Predictive maintenance and prescriptive analytics are gaining popularity as businesses realize the benefits of applying data and analytics to achieve intelligent asset maintenance.

What is Asset & Maintenance?

According to ISO 55000, an asset is defined as “A thing, item or entity that has actual or potential value.” Therefore the primary objective of asset maintenance is to ensure that assets maximize value to the business and stakeholders in the value chain through effective asset maintenance strategies.

The Need for Maintenance

Businesses are shifting from Run-to-Failure and preventive maintenance to smarter maintenance solutions to avoid huge losses associated with repair cost, labor cost and among all, opportunity loss for the business. As Run-to-Failure is a costly affair, the companies have started looking for alternatives as preventive maintenance has proven ineffective over time. With changing trends, companies realized that technicians are performing routine maintenance tasks when everything is still running smoothly, while this could always be a valid maintenance strategy, something better is needed.
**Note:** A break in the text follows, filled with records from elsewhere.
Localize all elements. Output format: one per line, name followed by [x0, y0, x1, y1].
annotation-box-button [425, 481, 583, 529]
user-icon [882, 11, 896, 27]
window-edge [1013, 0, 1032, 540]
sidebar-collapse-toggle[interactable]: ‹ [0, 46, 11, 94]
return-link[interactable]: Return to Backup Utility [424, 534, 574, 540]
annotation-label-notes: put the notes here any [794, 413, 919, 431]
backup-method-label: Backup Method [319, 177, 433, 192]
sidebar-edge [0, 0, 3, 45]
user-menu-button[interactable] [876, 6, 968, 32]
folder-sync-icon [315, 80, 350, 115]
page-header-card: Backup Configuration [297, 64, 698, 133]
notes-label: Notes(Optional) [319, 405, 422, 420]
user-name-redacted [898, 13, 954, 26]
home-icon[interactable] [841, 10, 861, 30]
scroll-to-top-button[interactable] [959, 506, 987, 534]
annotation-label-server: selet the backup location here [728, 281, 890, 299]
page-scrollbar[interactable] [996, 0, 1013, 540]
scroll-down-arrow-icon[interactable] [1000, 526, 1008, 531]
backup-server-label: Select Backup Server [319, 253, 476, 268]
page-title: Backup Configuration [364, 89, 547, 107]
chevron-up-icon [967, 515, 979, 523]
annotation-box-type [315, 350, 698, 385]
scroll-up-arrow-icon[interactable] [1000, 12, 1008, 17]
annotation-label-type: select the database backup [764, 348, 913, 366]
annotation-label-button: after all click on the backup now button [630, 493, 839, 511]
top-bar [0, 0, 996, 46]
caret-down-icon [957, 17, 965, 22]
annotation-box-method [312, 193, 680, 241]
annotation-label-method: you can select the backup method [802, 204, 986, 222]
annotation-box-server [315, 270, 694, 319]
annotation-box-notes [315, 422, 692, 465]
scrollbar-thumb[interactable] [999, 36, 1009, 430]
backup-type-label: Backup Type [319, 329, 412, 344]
Shift to Intelligent Maintenance

Ascension of the Internet of Things (IoT) is fundamentally changing the way that companies create value, compete and partner with other businesses. Companies are using IoT to boost operational performance and enhance customer experience by data fusion from sensors and asset management systems. The IoT data provides value-driven insights about asset conditions that enable the maintenance based on the asset condition instead of routine scheduled checks.

Intelligent maintenance refers to predicting the probability of failure in advance and alerting the business unit to start planning the preservation of assets well in advance, eliminating breakdown and ensuring increased asset availability.

Remaining Useful Life (RUL) is another intelligent maintenance technique that is useful for life left on an asset at a particular time of operation. Its estimation is central to condition-based monitoring and prognostics and health of asset and centered on statistical data-driven approaches which rely on available past observed data and machine learning models. RUL should enable the business to make an informed decision about whether to perform the maintenance or plan for replacement, which may deem it to be cost-effective.

Core Capabilities of Intelligent Maintenance Solution

An IoT enabled intelligent maintenance platform must facilitate communication, data flow, device management, core functionality around asset inspections enabled with advanced analytical capabilities to provide predictive maintenance. It should also employ better connectivity and data flow with low power IoT devices.

Core capabilities include:

01. Device & Asset Management

The platform should centrally manage the IoT devices from registration to firmware upgrade and support the edge shift to push the inferencing models on to the devices for the noise cancellations. The ability to map the device to the asset should be done seamlessly with intuitive user experience.

02. Inspection Management

The solution should be capable of creating asset inspections based on the collected data, analyze past performance and co-relate with current performance, to keep the assets safe and yield optimized performance. The inspection process management must adhere to the organization’s assignment and approval strategy and enable workflow management capabilities.

03. Mobility

The widespread adoption of smartphones and tablets is bringing rapid change in information management and pushing IT to meet its objectives to find patterns in data and aid in business decisions around data. Field technicians and other staff are using smart mobile devices to capture the vital data points, and asset images through mobile-specific high-resolution cameras and voice-to-text capabilities to get their work done smartly. Therefore the platform should have the ability to capture the inspection data on the go and should be powered with route guidance.

04. Analytics

The ability to collect & analyze data from IoT devices and other IT systems allows companies to move from preventive maintenance to predictive maintenance. The IT & business staff need to be able to gain insights through the right analytical capabilities from the intelligent maintenance platform to make smarter decisions and improve operational efficiency.

05. Value of Intelligent Maintenance

Over the past few years, businesses are increasingly becoming aware of how maintenance operations could be strategic to their business goals. With the benefits offered by cloud computing, automation, and IoT, it is increasingly affordable for asset-based companies to optimize their maintenance operation. Intelligent maintenance will play a key contributing role in pushing productivity and eliminating breakdowns.


Preventive maintenance is scheduled maintenance based on the manufacturer guidelines and experience gained while managing the asset.

Predictive maintenance is based on condition monitoring and health of assets.